Explicações viajam no tempo
com didatismo e encanto.
Pelos olhares humanitários
contra armas nucleares e guerras
de qualquer chauvinismo ou espécie.
Pelos olhares direcionados
jovens de todas classes sociais
aluno preto destituído
não de sonho
mão estendida
Neil brilha.
Tocha Educação
em transmissão.

IV
Criança
de ascendência judia
dificuldades financeiras
mas com estímulos acurados.
Da mãe e do pai,
sem diplomas universitários,
aprendeu a curiosidade e o ceticismo.
Com alguns professores,
verdadeiros mestres,
teceu aprendizados interdisciplinares
conhecimento e pensamento
se edificaram e circularam.
Expressão sem confusão
nem charlatanismo
Guia astrológico?
Dragão de garagem?
Sem vez.

V
Uma mentalidade
tão científica
quanto sensível.
Valorizava e questionava
simplicidade-complexidade
da vida ser como ela é.
Defendia as evidências
sem precipitação
esperadas ou não
agradáveis ou perturbadoras.
Tudo formação de caráter,
não é para qualquer um.

VI
Sonhou como menino
Formou-se adulto
foi deslumbrar.
Descobriu gases estufa
em atmosfera primordial
Coordenou missões espaciais
mais descrições, sistema solar
busca, inteligência extraterrestre
Desvendou
sazonalidade em Marte
lagos de metano em Titan.
Buscou aproximar pessoas
para a Ciência e Tecnologia
Evolução e Lógica
em TV global.

VII
Ponderou como o bicho humano
pode tanto encantar
quanto assombrar
com suas escolhas e poiesis
Sapiência arbitrária?
Imediatismo e poder
ou sensatez e sobrevivência?
Em suas narrativas,
hipocrisia, negacionismo
e falácia não floresciam.

VIII
A contribuição de magnitude rara
e doença igualmente rara
marcaram a história do ícone
da comunicação científica
Deixou o corpo,
cuja constituição
é atômica estelar,
como dizia.
Foi embora cedo
mas sem autopiedade
em plena união e amor
pela esposa e filhos.
Perdura, todavia
sua saudosa persona
com toque de Midas
em diversas obras.

IX
Sua presença de espírito
Sua astronomia simplificada e humilde
Sua cadência intelectual
ainda vivificam e influenciam
no pálido ponto azul.
Vida só aqui?
sensata dúvida
espaço desperdiçado.
Sonda Pioneer 10
cultura humana manifesta
Algum Contact? Cri... cri...
Avante!
Ainda “somos uma maneira do Cosmos
conhecer a si mesmo”
Ou não?

Vinícius Nunes Alves é biólogo pela Unesp, mestre em Ecologia e Conservação pela UFU, especialista em Jornalismo Científico pela Unicamp. Foi professor substituto no Departamento de Ciências Humanas do IBB-Unesp, é colunista do jornal Notícias Botucatu e membro do Natureza Crítica – Blogs de Ciência da Unicamp. Atua como professor de Ciências na Prefeitura de Botucatu-SP e como jornalista independente.

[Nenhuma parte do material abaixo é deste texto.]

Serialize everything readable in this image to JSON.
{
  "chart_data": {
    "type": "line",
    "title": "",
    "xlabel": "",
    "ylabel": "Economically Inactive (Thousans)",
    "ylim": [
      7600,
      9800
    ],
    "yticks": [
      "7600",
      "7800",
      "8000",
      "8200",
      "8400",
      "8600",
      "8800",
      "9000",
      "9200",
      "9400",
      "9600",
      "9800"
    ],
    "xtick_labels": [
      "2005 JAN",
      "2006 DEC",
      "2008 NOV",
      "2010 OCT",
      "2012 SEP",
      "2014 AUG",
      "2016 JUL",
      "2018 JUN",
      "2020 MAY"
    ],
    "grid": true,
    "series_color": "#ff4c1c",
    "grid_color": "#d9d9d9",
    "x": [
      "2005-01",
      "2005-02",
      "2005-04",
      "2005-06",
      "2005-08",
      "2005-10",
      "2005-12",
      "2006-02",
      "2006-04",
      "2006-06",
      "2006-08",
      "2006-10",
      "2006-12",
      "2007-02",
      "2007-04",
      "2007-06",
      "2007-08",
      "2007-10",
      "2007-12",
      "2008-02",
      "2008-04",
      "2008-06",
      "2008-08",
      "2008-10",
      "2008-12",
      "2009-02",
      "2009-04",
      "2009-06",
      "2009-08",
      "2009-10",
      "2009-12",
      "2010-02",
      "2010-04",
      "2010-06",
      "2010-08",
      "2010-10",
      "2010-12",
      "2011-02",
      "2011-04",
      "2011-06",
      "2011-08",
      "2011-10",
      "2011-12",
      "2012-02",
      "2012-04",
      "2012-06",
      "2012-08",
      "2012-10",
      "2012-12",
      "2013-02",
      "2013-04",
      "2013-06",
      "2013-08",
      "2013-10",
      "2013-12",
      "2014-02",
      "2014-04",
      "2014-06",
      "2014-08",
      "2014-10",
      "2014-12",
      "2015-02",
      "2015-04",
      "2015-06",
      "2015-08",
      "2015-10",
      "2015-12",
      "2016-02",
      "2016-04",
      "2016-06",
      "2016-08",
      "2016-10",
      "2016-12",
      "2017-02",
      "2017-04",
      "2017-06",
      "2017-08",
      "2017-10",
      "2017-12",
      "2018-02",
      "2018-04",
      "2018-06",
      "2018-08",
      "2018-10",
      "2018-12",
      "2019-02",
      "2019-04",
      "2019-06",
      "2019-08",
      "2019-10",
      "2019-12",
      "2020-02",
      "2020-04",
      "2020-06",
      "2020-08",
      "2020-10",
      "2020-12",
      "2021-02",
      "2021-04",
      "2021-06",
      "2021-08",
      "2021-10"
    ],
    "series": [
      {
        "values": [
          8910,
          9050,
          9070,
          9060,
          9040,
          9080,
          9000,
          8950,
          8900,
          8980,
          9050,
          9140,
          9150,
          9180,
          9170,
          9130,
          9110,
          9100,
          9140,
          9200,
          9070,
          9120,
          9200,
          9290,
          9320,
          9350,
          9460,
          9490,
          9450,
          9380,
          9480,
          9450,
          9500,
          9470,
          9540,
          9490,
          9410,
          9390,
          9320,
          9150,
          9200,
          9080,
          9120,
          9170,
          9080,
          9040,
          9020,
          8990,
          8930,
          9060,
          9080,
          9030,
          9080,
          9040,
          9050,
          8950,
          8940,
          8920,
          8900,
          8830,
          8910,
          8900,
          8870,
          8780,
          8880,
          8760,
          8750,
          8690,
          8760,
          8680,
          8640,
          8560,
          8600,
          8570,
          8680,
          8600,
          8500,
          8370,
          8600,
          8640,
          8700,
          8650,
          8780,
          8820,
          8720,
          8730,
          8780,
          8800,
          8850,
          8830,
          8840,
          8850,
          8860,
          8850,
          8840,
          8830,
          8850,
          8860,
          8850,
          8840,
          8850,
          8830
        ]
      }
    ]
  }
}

Sílvia Aparecida Pereira é letróloga pela Unifac, pedagoga pela Univesp e especialista em Neuropsicologia pela Zayn Educacional. Atua como professora de língua portuguesa, escritora e revisora, além de ser membro efetivo da Academia Botucatuense de Letras.

8 Comentários

    • Olá, ex-professora e agora amiga de trabalho. Fico feliz pelo efeito que essa minha admiração e postagem tem sobre você. Muito obrigado por separar um tempo para ler e dar um retorno. Comentário conciso com valores preciosos!

  1. Encantado com o texto! É admirável e honroso a maneira como homenageou Sagan, Vinicius. Parabéns! Continuemos nesta imensidão de poeira estelar com a eternidade das ações e palavras de um grande cientista.